St Finian's Bay from the Coonanaspig Pass
St Finian's Bay from the Coonanaspig Pass — Photo: Richard Smith | CC BY-SA 2.0

St. Finian's Bay

coastalirelandatlantichistoryarchaeologynature
4 min read

The bay is a clean crescent, with one headland to the north and another to the south, and the open Atlantic filling the gap between them. From the pier at the middle of the curve you can see Puffin Island just offshore and, on a clear evening, the silhouettes of Skellig Michael and Little Skellig further out to sea. The wind is almost always doing something. On calm days, divers slip into the water here for trips out to the Skellig Rocks. On wilder days, the surfers at Glen's Beach get the bay to themselves. The patron saint who gives the place its name watched over an older traffic - monks rowing eight miles offshore to a rock that became one of the most famous monastic sites in the Christian west.

The Saint and His Sea

Saint Finan Cam, whose name the bay carries, may have been the founder of the first monastic oratory on Skellig Michael, directly opposite this shore. The early Irish saints were a numerous and not always easily separated company, and the records of Finan are thin enough that scholars have debated which Finan founded which place. What is reasonably clear is that by the time written sources start describing this coast, there was a tradition associating this bay with the saint and the islands beyond it. When the Vikings began raiding Ireland in the late eighth and ninth centuries, the monastery on Skellig Michael became dangerously exposed, and tradition says the community moved its base back to the mainland. The walls of that mainland monastery, by the late nineteenth century, could still be made out in a sheltered corner at the head of the bay - the original from which the much later Killemlagh Church inherited its site.

Layers of Stone

St. Finian's Bay is one of those small, intensely layered Irish landscapes. At Rathkerin, near the back of the bay, the remains of an earth fort still register in the ground. Souterrains - the underground stone passages that often appear under early medieval Irish farmsteads - have been recorded in the area. There are stone graves whose builders left no names. Kilaboona, a tiny early Christian oratory, marks one of the older Christian sites in the district, and a well dedicated to Saint Buaine still rises near the western end of the settlement. South of Killemlagh Church stands the Pagan's Grave - an enclosure of standing stones that predates the Christian use of the area by thousands of years. Walking these few square miles you can move, in an hour, from Bronze Age stones to a twelfth-century Romanesque church to a working surf break. The geography of the bay has kept attracting people; the styles of attraction keep changing.

The Modern Bay

Today the bay sits on the Skellig Ring, the smaller and quieter alternative to the more famous Ring of Kerry. The Skellig Ring drive connects Portmagee at the northern end to Ballinskelligs at the southern end, and St. Finian's Bay lies on the open stretch between them. The pier in the middle of the bay is a working launch point for dive boats heading out to the Skellig Rocks, which are one of the most spectacular underwater sites in Europe - cliffs that fall straight down from the surface to depths of more than fifty meters, with kelp forests and walls of life that benefit from the same Atlantic exposure that makes the islands so difficult to land on. Glen's Beach, at the back of the bay, has become a known surf spot. The cliffs above it remain undeveloped. On a clear day with a clean swell rolling in, you can see five separate generations of human use from the same vantage point: the standing stones, the ruined church, the saint's well, the boat slip, and the wetsuited figures in the water.
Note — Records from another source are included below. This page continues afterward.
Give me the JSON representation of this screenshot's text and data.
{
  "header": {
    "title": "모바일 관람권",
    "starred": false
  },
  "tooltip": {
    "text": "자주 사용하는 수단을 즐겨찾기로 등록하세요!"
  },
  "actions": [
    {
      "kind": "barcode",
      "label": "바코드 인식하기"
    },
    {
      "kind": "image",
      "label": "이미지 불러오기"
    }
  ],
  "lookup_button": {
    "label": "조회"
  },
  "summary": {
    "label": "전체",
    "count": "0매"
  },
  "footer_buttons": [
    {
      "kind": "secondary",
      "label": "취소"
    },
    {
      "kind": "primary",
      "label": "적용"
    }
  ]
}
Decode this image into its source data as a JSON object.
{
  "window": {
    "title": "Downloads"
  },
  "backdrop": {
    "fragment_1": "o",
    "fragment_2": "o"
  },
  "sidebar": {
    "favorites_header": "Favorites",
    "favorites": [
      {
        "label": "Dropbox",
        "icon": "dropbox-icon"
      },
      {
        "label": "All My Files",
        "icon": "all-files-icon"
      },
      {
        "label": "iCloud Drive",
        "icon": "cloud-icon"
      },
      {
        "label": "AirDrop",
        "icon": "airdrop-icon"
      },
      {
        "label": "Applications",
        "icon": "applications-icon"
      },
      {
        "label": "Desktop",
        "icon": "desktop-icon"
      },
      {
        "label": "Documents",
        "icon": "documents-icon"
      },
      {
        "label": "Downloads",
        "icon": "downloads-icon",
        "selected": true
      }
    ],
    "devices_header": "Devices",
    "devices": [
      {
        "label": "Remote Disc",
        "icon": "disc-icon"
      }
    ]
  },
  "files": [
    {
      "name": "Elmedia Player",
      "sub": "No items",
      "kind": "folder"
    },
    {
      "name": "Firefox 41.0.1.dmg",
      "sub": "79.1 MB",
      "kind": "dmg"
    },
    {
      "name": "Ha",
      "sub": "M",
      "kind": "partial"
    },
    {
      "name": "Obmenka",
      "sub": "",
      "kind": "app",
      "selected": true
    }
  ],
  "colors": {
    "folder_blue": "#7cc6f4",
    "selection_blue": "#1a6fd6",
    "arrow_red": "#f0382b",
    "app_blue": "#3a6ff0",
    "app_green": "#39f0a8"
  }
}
Light at the End of Europe

St. Finian's Bay faces almost due west, which means it gets the full force of the Atlantic and the entire arc of evening light. Sunsets here have the quality that earlier generations of Irish writing tried to describe and largely failed - a yellow that goes orange that goes red that goes a long, low purple, with the silhouette of the Skelligs at the precise edge of the horizon during much of the year. Puffin Island in the foreground takes a hard black profile against the brighter sea. The visitors who stop along the Skellig Ring drive often do not know what saint named the place, or which century built which ruin. They stop because the light is doing something they want to watch. The saint, presumably, would have understood.

From the Air

Centered near 51.825°N, 10.358°W on the western edge of the Iveragh Peninsula. Recommended viewing altitude 1,500-3,000 feet AGL. The bay is a clear crescent between Puffin Island to the north and Ducalla Head to the south - both make obvious navigation references. Killemlagh Church and St. Finin's Well lie just inland; the Skellig Islands (Skellig Michael and Little Skellig) sit roughly 8-9 nm to the southwest. Nearest airport is Kerry (EIKY) about 35 nm to the northeast; a small grass strip exists on nearby Valentia Island (EIVT). The bay is fully exposed to Atlantic weather - expect strong westerlies and rapidly changing visibility. Beautiful late-afternoon light for photography, but watch for fog forming offshore.